Varun Beverages Secures 10-Year PepsiCo Deal: Ravi Jaipuria’s $2.4B African Beverage Empire Expands
- Indian beverage giant Varun Beverages has locked in a landmark 23-year extension of its bottling partnership with PepsiCo, securing one of the longest-term beverage distribution agreements in Africa.
- The agreement, which runs until 2049, solidifies Varun Beverages’ position as PepsiCo’s exclusive bottler in key markets including Nigeria, Kenya, Uganda, Tanzania, Rwanda, Zambia, and Madagascar.
- For PepsiCo, the deal represents a long-term commitment to a partner that has become its primary growth engine in Africa.
Indian beverage giant Varun Beverages has locked in a landmark 23-year extension of its bottling partnership with PepsiCo, securing one of the longest-term beverage distribution agreements in Africa. The deal, announced this month, follows Varun’s rapid expansion across seven African markets where its revenue has now surpassed $2.4 billion, according to verified reporting from Business Insider Africa and Food Business Middle East & Africa.
The agreement, which runs until 2049, solidifies Varun Beverages’ position as PepsiCo’s exclusive bottler in key markets including Nigeria, Kenya, Uganda, Tanzania, Rwanda, Zambia, and Madagascar. The extension comes as Varun—backed by billionaire Ravi Jaipuria—has aggressively scaled its African operations, leveraging the partnership to dominate regional beverage distribution.
Strategic Implications for PepsiCo and Varun
For PepsiCo, the deal represents a long-term commitment to a partner that has become its primary growth engine in Africa. The continent accounts for a rapidly expanding share of PepsiCo’s global revenue, with demand for its brands—including Pepsi, Mirinda, and 7Up—outpacing growth in other regions. Varun’s deep local supply chain and distribution network allow PepsiCo to bypass traditional challenges of operating in fragmented African markets.

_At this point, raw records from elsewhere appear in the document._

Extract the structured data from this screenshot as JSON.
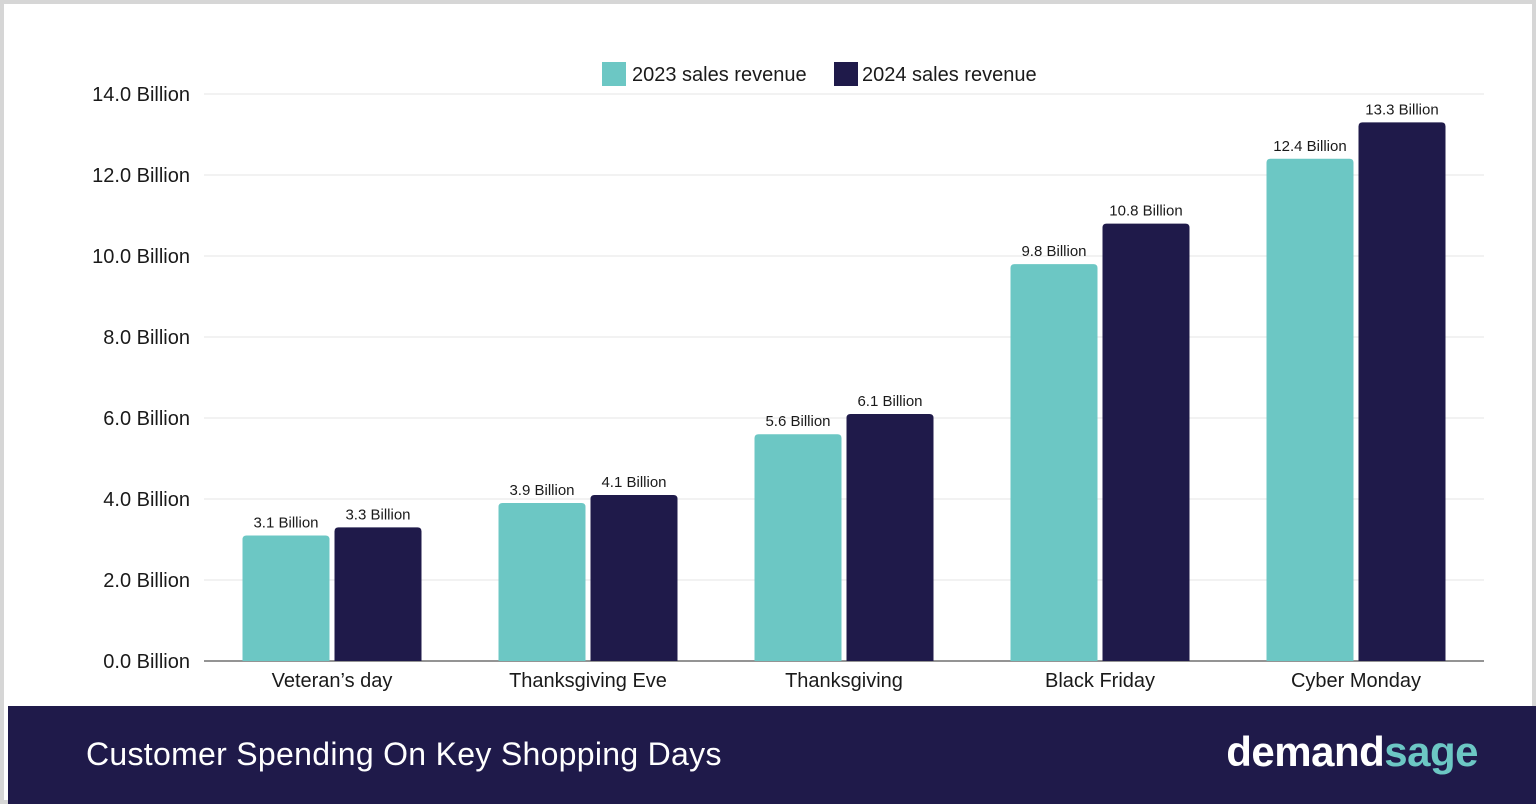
{
  "chart_data": {
    "type": "bar",
    "categories": [
      "Veteran’s day",
      "Thanksgiving Eve",
      "Thanksgiving",
      "Black Friday",
      "Cyber Monday"
    ],
    "series": [
      {
        "name": "2023 sales revenue",
        "color": "#6cc7c4",
        "values": [
          3.1,
          3.9,
          5.6,
          9.8,
          12.4
        ],
        "labels": [
          "3.1 Billion",
          "3.9 Billion",
          "5.6 Billion",
          "9.8 Billion",
          "12.4 Billion"
        ]
      },
      {
        "name": "2024 sales revenue",
        "color": "#1f1a4a",
        "values": [
          3.3,
          4.1,
          6.1,
          10.8,
          13.3
        ],
        "labels": [
          "3.3 Billion",
          "4.1 Billion",
          "6.1 Billion",
          "10.8 Billion",
          "13.3 Billion"
        ]
      }
    ],
    "yticks": [
      0,
      2,
      4,
      6,
      8,
      10,
      12,
      14
    ],
    "ytick_labels": [
      "0.0 Billion",
      "2.0 Billion",
      "4.0 Billion",
      "6.0 Billion",
      "8.0 Billion",
      "10.0 Billion",
      "12.0 Billion",
      "14.0 Billion"
    ],
    "ylim": [
      0,
      14
    ],
    "grid": true,
    "legend_position": "top-center"
  },
  "footer": {
    "title": "Customer Spending On Key Shopping Days",
    "brand_part1": "demand",
    "brand_part2": "sage",
    "background": "#1f1a4a",
    "brand_accent": "#6cc7c4"
  }
}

Varun Beverages, meanwhile, gains a stable revenue stream through 2049, locking in a guaranteed market for its PepsiCo-branded products. The company’s African revenue of $2.4 billion reflects its dominance in the region, where it competes with local players and multinational rivals like Coca-Cola’s bottlers. The extension also aligns with Varun’s broader strategy of vertical integration, reducing reliance on third-party distributors.
Africa as a Growth Lever for Both Companies
Africa’s beverage market is projected to grow at an annual rate of over 6% through 2030, driven by urbanization, rising disposable incomes, and increasing consumer preference for branded drinks over traditional beverages. PepsiCo has increasingly prioritized the region, investing in manufacturing plants and distribution hubs to serve a population of over 1.4 billion—many of whom are under 30.
Varun’s expansion in Africa has been fueled by a mix of organic growth and strategic acquisitions. In Nigeria alone, its largest market, the company controls nearly 40% of the carbonated soft drinks market, according to industry estimates. The PepsiCo partnership has been instrumental in this success, providing access to global branding, marketing resources, and supply-chain efficiencies that local competitors struggle to match.
What’s Next for the Partnership
While the terms of the 2049 agreement are not publicly detailed, industry observers expect the deal to include provisions for joint investments in infrastructure, sustainability initiatives, and product innovation tailored to African tastes. PepsiCo has previously emphasized its commitment to reducing plastic waste in emerging markets, and Varun is likely to play a key role in executing these plans.

The extension also signals confidence in Varun’s ability to navigate Africa’s regulatory and economic challenges, from currency fluctuations to logistical hurdles. As the company continues to expand beyond beverages—into food, dairy, and retail—its partnership with PepsiCo could serve as a blueprint for future collaborations in the region.
For now, the focus remains on execution. With $2.4 billion in annual revenue already secured and a 23-year roadmap in place, Varun Beverages is poised to deepen its footprint in Africa while PepsiCo solidifies its position as the continent’s leading beverage brand.